Entertainment revenues decreased 7% to $1,815 million primarily due to decline in content licensing revenues and advertising revenues. However, this was negated by higher affiliate and subscription fees that surged 35% on account of rise in station affiliation fees, subscriber growth at CBS All Access and gain from digital efforts. Content licensing and distribution revenues dropped 26% primarily due to timing of domestic television licensing sales, which overshadowed growth in international licensing sales. Advertising revenues declined 3% owing to one less Thursday Night Football that the company broadcasted. The segment’s operating income decreased 1% to $345 million.
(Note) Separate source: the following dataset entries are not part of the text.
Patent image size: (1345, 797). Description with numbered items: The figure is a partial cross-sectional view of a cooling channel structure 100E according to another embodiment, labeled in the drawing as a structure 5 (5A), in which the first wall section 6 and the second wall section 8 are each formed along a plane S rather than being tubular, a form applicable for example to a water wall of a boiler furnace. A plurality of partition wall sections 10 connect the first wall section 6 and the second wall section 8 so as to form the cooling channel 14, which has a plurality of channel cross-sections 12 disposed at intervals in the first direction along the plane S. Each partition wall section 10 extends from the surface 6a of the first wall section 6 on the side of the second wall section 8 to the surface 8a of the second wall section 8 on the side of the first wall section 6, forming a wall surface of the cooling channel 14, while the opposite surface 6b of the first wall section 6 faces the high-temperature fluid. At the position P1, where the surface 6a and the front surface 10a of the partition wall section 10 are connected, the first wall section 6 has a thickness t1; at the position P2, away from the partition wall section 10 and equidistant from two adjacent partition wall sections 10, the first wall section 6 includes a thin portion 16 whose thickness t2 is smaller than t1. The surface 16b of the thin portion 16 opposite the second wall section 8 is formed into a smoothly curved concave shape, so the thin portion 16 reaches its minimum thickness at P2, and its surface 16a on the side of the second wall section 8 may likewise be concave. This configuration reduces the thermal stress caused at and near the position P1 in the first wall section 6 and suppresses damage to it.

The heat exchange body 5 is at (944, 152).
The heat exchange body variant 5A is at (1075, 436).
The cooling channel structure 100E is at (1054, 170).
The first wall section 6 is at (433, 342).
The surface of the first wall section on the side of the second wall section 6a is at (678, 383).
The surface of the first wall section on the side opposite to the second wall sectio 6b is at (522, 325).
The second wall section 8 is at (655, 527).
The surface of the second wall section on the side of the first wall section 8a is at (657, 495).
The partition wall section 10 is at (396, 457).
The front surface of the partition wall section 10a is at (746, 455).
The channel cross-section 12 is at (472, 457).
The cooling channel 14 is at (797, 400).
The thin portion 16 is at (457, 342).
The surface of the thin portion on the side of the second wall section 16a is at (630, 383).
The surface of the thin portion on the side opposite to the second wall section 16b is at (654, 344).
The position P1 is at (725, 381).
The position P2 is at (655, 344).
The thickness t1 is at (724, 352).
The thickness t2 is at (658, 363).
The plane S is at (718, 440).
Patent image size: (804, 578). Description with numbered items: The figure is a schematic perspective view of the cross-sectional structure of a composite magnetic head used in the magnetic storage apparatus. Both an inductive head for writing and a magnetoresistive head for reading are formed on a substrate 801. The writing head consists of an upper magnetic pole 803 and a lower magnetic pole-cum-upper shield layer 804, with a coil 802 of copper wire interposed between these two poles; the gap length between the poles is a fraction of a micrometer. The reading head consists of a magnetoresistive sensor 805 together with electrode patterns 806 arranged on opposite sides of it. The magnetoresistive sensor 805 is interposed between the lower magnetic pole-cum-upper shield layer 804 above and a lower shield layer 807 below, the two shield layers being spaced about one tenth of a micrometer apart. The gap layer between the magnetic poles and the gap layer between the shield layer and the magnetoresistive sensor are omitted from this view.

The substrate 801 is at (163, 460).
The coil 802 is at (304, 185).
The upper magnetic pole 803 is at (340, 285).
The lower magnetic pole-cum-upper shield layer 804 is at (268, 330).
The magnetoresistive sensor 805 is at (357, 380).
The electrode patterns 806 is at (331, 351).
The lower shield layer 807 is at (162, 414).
Cable Networks’ revenues jumped 40% to $840 million primarily owing to growth of the Showtime digital streaming subscription offering as well as distribution of the Floyd Mayweather/Conor McGregor pay-per-view boxing event. The segment’s operating income increased 3% to $294 million mainly owing to revenue growth.

Publishing revenues of $228 million inched up 1% year over year primarily due to increase in print book and digital audio sales. Bestselling titles for the quarter included What Happened by Hillary Rodham Clinton as well as Sleeping Beauties by Stephen King and Owen King. Operating income came in at $46 million, up from $44 million in the year-ago period due to higher revenues.

Local Media revenues were down 3% to $397 million as the company benefited from robust political adverting sales in the previous year quarter. However, the decline was to some extent mitigated by increase in retransmission revenue. Operating income declined 14% to $105 million.

Other Financial Details

CBS, which shares space with Twenty-First Century Fox, Inc. (FOXA - Free Report) , ended the quarter with cash and cash equivalents of $144 million, long-term debt of $9,080 million and shareholders’ equity of $2,994 million. In the quarter, net cash flow provided by operating activities was $49 million and capital expenditures incurred were $44 million. The company reported negative free cash flow of $18 million.

During the quarter under review, CBS. bought back 3.9 million shares for $250 million. As of Sep 30, the company had $3 billion remaining at its disposal under its share buyback program.

Bottom Line

In 2016, the company crossed $1 billion mark in revenues from retransmission consent and reverse compensation. The company aims to achieve $2.5 billion of revenues from retransmission and reverse compensation by 2020. Meanwhile, the company has garnered $4 billion in network advertising revenues (excluding Super Bowl) in the past five years and anticipates continuing the stupendous performance this year too.

Affiliate and subscription fees are benefiting from CBS All Access and Showtime OTT, whose subscriber base is likely to surpass 4 million combined before the end of this year. The company has the target of reaching 8 million subscribers base together by 2020. Management now intends to expand CBS All Access in the international market, and it will be initiate from Canada in the first half of 2018.

Meanwhile, Showtime gained from the successful return of Ray Donovan, which enhanced OTT subscriptions. The Showtime also gained from Floyd Mayweather-Conor McGregor fight. The company is also gradually expanding its Showtime brand overseas with new deals to license its entire portfolio in India, Hong Kong, France, Taiwan and others.